On 24th October, Carbon Disclosure Project (CDP) released its Handbook for Carbon Pricing, called “Putting a Price on Carbon: A Handbook for Indian Companies”.
According to the report, more than 1,389 companies are disclosing to CDP their plans or current practice of putting a price on carbon emissions because they understand that carbon risk management is a business imperative.
“As companies prepare for the brave but uncertain future in the battle against climate change, CDP along with global partners are evolving several tools to help companies face the challenges. Of all the available tools, a price on carbon emissions is the only effective way the economy can internalize the otherwise invisible costs of greenhouse gas emissions”, said Damandeep Singh, Director of CDP India. “Internal carbon pricing is a key mechanism to help a company gauge whether its business strategy is sufficiently guarded against growing risk of climate disruptions while being sufficiently farsighted to take advantage of new business opportunities inherent in addressing climate change through innovative technologies and practices”, adds Singh.
The report provides a global perspective on carbon pricing as well as how Indian companies are responding to this trend, to take forward CDP’s mission of helping raise awareness of the environmental impact so that investors, companies, cities and governments can make the right choices/decisions, with a global disclosure system that has resulted in unparalleled engagement on environmental issues between investors, companies, cities, states and regions worldwide.
With a view that “introducing a carbon price is a critical part of the solution to reduce emissions, alongside other measures”, the report provides a policy overview from a global perspective, quoting the Paris Agreement which elucidates on “providing incentives for emission reduction activities, including tools, such as domestic policies and carbon pricing”. The report elaborates on two types of explicit pricing on carbon, which is Emissions Trading Scheme (ETS), sometimes referred to as a cap and trade system which caps the total level of greenhouse gas emissions and allows those industries with low emissions to sell their extra allowances to larger emitters, and carbon taxes which directly sets a price on carbon by defining a tax rate on greenhouse gas emissions or – more commonly – on the carbon content of fossil fuels.

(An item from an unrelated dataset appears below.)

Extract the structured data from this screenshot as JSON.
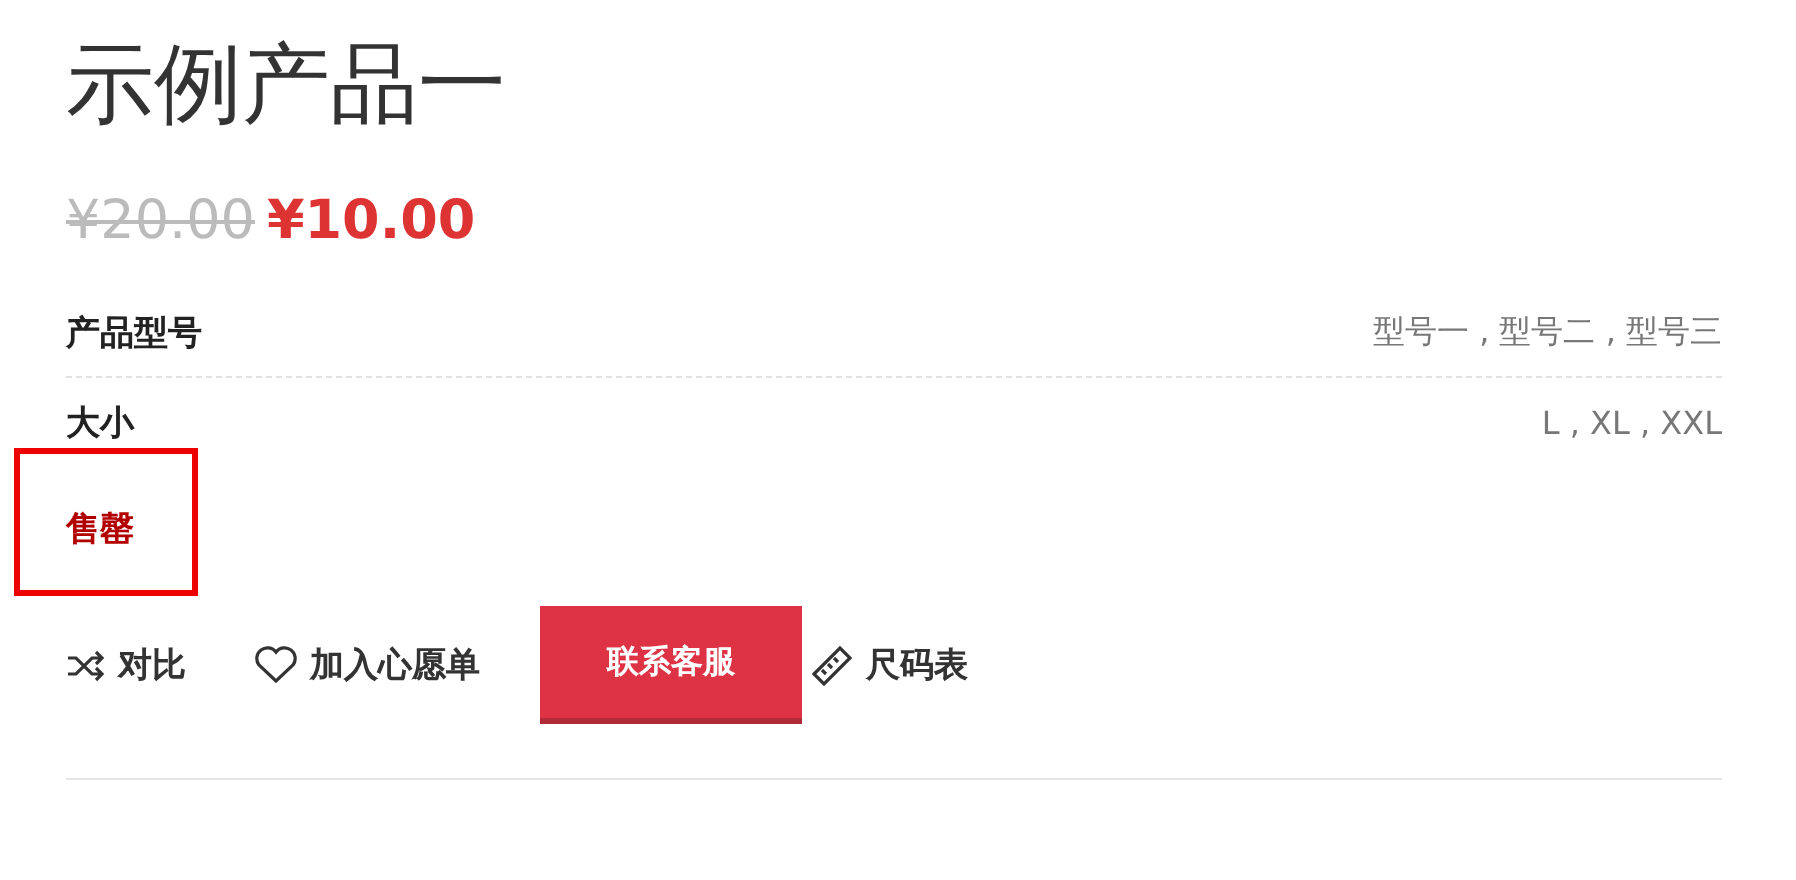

The report also goes on to elucidate on the policy landscape in India, with reference to the Nationally Determined Contributions (NDCs) ratified by India. The report adds that even though India has “not established either an explicit domestic carbon pricing policy or emission trading market”, two types of policy instruments implemented over the years include domestic market mechanisms, such as the renewable energy certificates markets (REC) and energy efficiency certificate markets (PAT), and carbon pricing policies, such as carbon tax in the form of coal cess. The report elaborates on India’s experience with respect to international carbon markets, more specifically Clean Development Mechanism and Voluntary Carbon Market along with the relevance of deploying Internal Carbon Pricing mechanism by companies. Detailing on carbon pricing in the finance sector, the report goes on to describe public-private collaborations on carbon pricing such as Carbon Pricing Leadership Coalition and Carbon Pricing Corridors Initiative.
With respect to how companies are responding globally and in India, the report states that “for managing climate risk, companies are increasingly adopting an internal price on carbon.” In line with a proactive approach, this number has increased from 2 in 2015 to 8 in 2016 and 14 in 2017; in addition, another 26 have stated that they will incorporate carbon price in the next two years. Mahindra & Mahindra Limited and Infosys Limited are the first few trendsetters from India. By deploying internationally recognized business tools, these market leaders are also exchanging best practices with peer groups interested in embracing carbon pricing as an ambitious tool for climate action. The report adds that “In India too, there is an impressive growth in the adoption of carbon pricing by companies: from 2 companies in 2015 to currently 1422 companies in 2017. A total of 27, 44 and 40 Indian companies responded in 2015, 2016 and 2017 respectively to CDP’s question on ICP and stated that they either have an ICP or intend to have one in place within next two years. In 2015, this number was 7% of total responding Indian companies, which grew to 18% in 2016 and 35% in 2017”
“Carbon pricing makes the invisible, visible”, says Paul Simpson, CEO of CDP. “We’re seeing a significant rise over last year in the use of companies pricing their own carbon pollution in China, Mexico, Japan, Canada and the US. Changing regulation is working on a global scale and in all regions, we are seeing many businesses fast-track the low carbon transition into their business plans. The Financial Stability Board’s Taskforce on Climate-Related Financial Disclosures' recommendations, Carbon Pricing Corridors, and Science-Based Targets initiatives are driving greater transparency, information and governance. With this comes better management of risk and tracking of progress to a well below 2-degree world.”
Damandeep Singh, Director CDP India adds, “No sooner had the Chinese authorities announced setting up of carbon markets in several regions, CDP witnessed a 40% jump in companies reporting an Internal carbon price. With the Indian government too exploring regional carbon markets, it is only a matter of time till we see exponential growth here as well.”
The report goes on to describe the emerging best practices for internal carbon pricing, why companies are using an internal carbon price, how companies are approaching using the tool and the tools for embedding a price and designing and implementing an internal carbon pricing.